• „Bürgerdialog“ der rechtsextremen AfD

    Aus der Antwort auf eine kleine Anfrage an die Landesregierung Sachsen-Anhalts zu „Extrem rechten Veranstaltungen in Sachsen-Anhalt“ geht hervor, dass die in Sachsen-Anhalt vom hiesigen Verfassungsschutz als „gesichert rechtsextreme Bestrebung“ eingestufte AfD einen so genannten „Bürgerdialog“ durchgeführt hat, der u. a. auf Social Media beworben wurde.

  • Neonazistische Aufkleber im öffentlichen Raum

    In Aken (Elbe) wurde an einem Zigarettenautomaten in der Weberstraße ein ganzes Konvolut von rechtsextremen Aufkleber der neonazistischen Kleinstpartei „Der III. Weg“ festgestellt. Während das Motiv „Deutschland den Deutschen!“ ganz klar an rassistische und chauvinistische Ressentiments appelliert, ist die Parole „Vaterland – Erbe und Schicksal“ im neonazistischen Duktus und im Subtext eine positive Bezugnahme zum historischen Nationalsozialismus.

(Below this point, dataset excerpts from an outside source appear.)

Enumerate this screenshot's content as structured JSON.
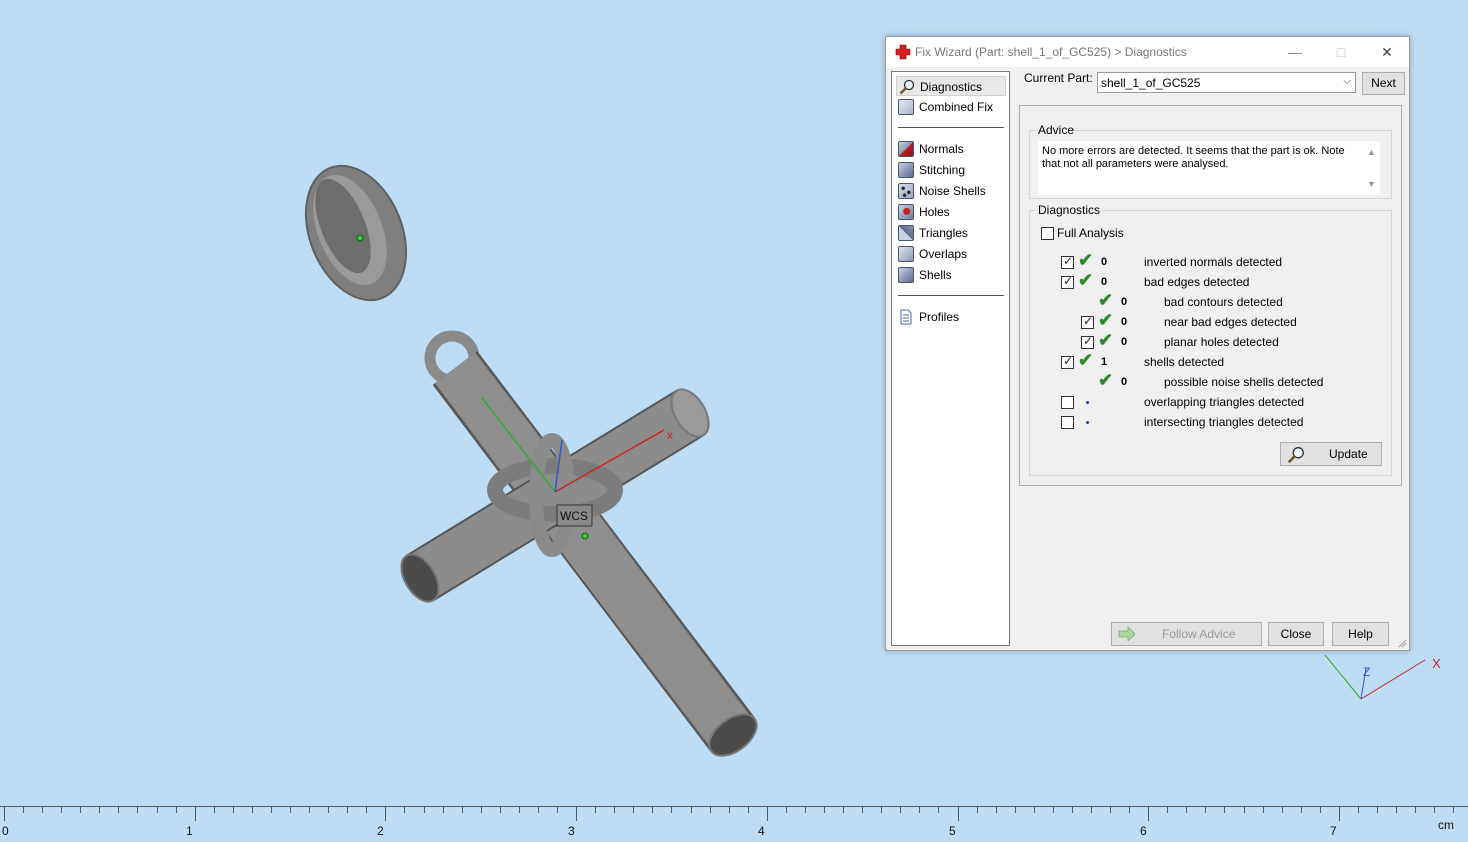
{
  "viewport": {
    "background": "#bddcf5",
    "wcs_label": "WCS",
    "axis_x_label": "x",
    "mini_axes": {
      "x_label": "X",
      "z_label": "Z"
    }
  },
  "ruler": {
    "labels": [
      "0",
      "1",
      "2",
      "3",
      "4",
      "5",
      "6",
      "7"
    ],
    "unit": "cm"
  },
  "dialog": {
    "title": "Fix Wizard (Part: shell_1_of_GC525) > Diagnostics",
    "title_icon": "red-cross-icon",
    "controls": {
      "minimize": "—",
      "maximize": "□",
      "close": "✕"
    },
    "nav": {
      "group1": [
        {
          "label": "Diagnostics",
          "icon": "magnifier-icon",
          "selected": true
        },
        {
          "label": "Combined Fix",
          "icon": "cube-icon"
        }
      ],
      "group2": [
        {
          "label": "Normals",
          "icon": "normals-cube-icon"
        },
        {
          "label": "Stitching",
          "icon": "stitching-cube-icon"
        },
        {
          "label": "Noise Shells",
          "icon": "noise-shells-icon"
        },
        {
          "label": "Holes",
          "icon": "holes-cube-icon"
        },
        {
          "label": "Triangles",
          "icon": "triangles-cube-icon"
        },
        {
          "label": "Overlaps",
          "icon": "overlaps-cube-icon"
        },
        {
          "label": "Shells",
          "icon": "shells-cube-icon"
        }
      ],
      "group3": [
        {
          "label": "Profiles",
          "icon": "document-icon"
        }
      ]
    },
    "current_part_label": "Current Part:",
    "current_part_value": "shell_1_of_GC525",
    "next_label": "Next",
    "advice": {
      "title": "Advice",
      "text": "No more errors are detected. It seems that the part is ok. Note that not all parameters were analysed."
    },
    "diagnostics": {
      "title": "Diagnostics",
      "full_analysis_label": "Full Analysis",
      "full_analysis_checked": false,
      "rows": [
        {
          "checkbox": true,
          "checked": true,
          "status": "ok",
          "count": "0",
          "label": "inverted normals detected",
          "indent": 0
        },
        {
          "checkbox": true,
          "checked": true,
          "status": "ok",
          "count": "0",
          "label": "bad edges detected",
          "indent": 0
        },
        {
          "checkbox": false,
          "checked": false,
          "status": "ok",
          "count": "0",
          "label": "bad contours detected",
          "indent": 1
        },
        {
          "checkbox": true,
          "checked": true,
          "status": "ok",
          "count": "0",
          "label": "near bad edges detected",
          "indent": 1
        },
        {
          "checkbox": true,
          "checked": true,
          "status": "ok",
          "count": "0",
          "label": "planar holes detected",
          "indent": 1
        },
        {
          "checkbox": true,
          "checked": true,
          "status": "ok",
          "count": "1",
          "label": "shells detected",
          "indent": 0
        },
        {
          "checkbox": false,
          "checked": false,
          "status": "ok",
          "count": "0",
          "label": "possible noise shells detected",
          "indent": 1
        },
        {
          "checkbox": true,
          "checked": false,
          "status": "pending",
          "count": "",
          "label": "overlapping triangles detected",
          "indent": 0
        },
        {
          "checkbox": true,
          "checked": false,
          "status": "pending",
          "count": "",
          "label": "intersecting triangles detected",
          "indent": 0
        }
      ],
      "update_label": "Update"
    },
    "footer": {
      "follow_advice_label": "Follow Advice",
      "follow_advice_enabled": false,
      "close_label": "Close",
      "help_label": "Help"
    }
  }
}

  • Demonstration aus dem Querdenkerspektrum

    In Wittenberg findet startend vom Arsenalplatz eine verschwörungsideologische Demonstration unter dem Titel „Reformation 2. 0 – Für Frieden, Freiheit und Souveränität“ statt, an der vor allem Menschen aus dem Reichsbürger- und Verschwörungsmilieu teilnehmen.

  • Anzeige wegen Paragraph 86a (Verwenden von Kennzeichen verfassungswidriger Organisationen)

    Aus der Antwort auf eine kleine Anfrage an die Landesregierung Sachsen-Anhalts zu „Politisch motivierte Kriminalität – rechts“ geht hervor, dass eine Anzeige wegen Paragraph 86a (Verwenden von Kennzeichen verfassungswidriger Organisationen) bei der Polizei erstattet worden ist. Die Tat geschah auf einer Straße und es entstand ein Sachschaden von € 50,00.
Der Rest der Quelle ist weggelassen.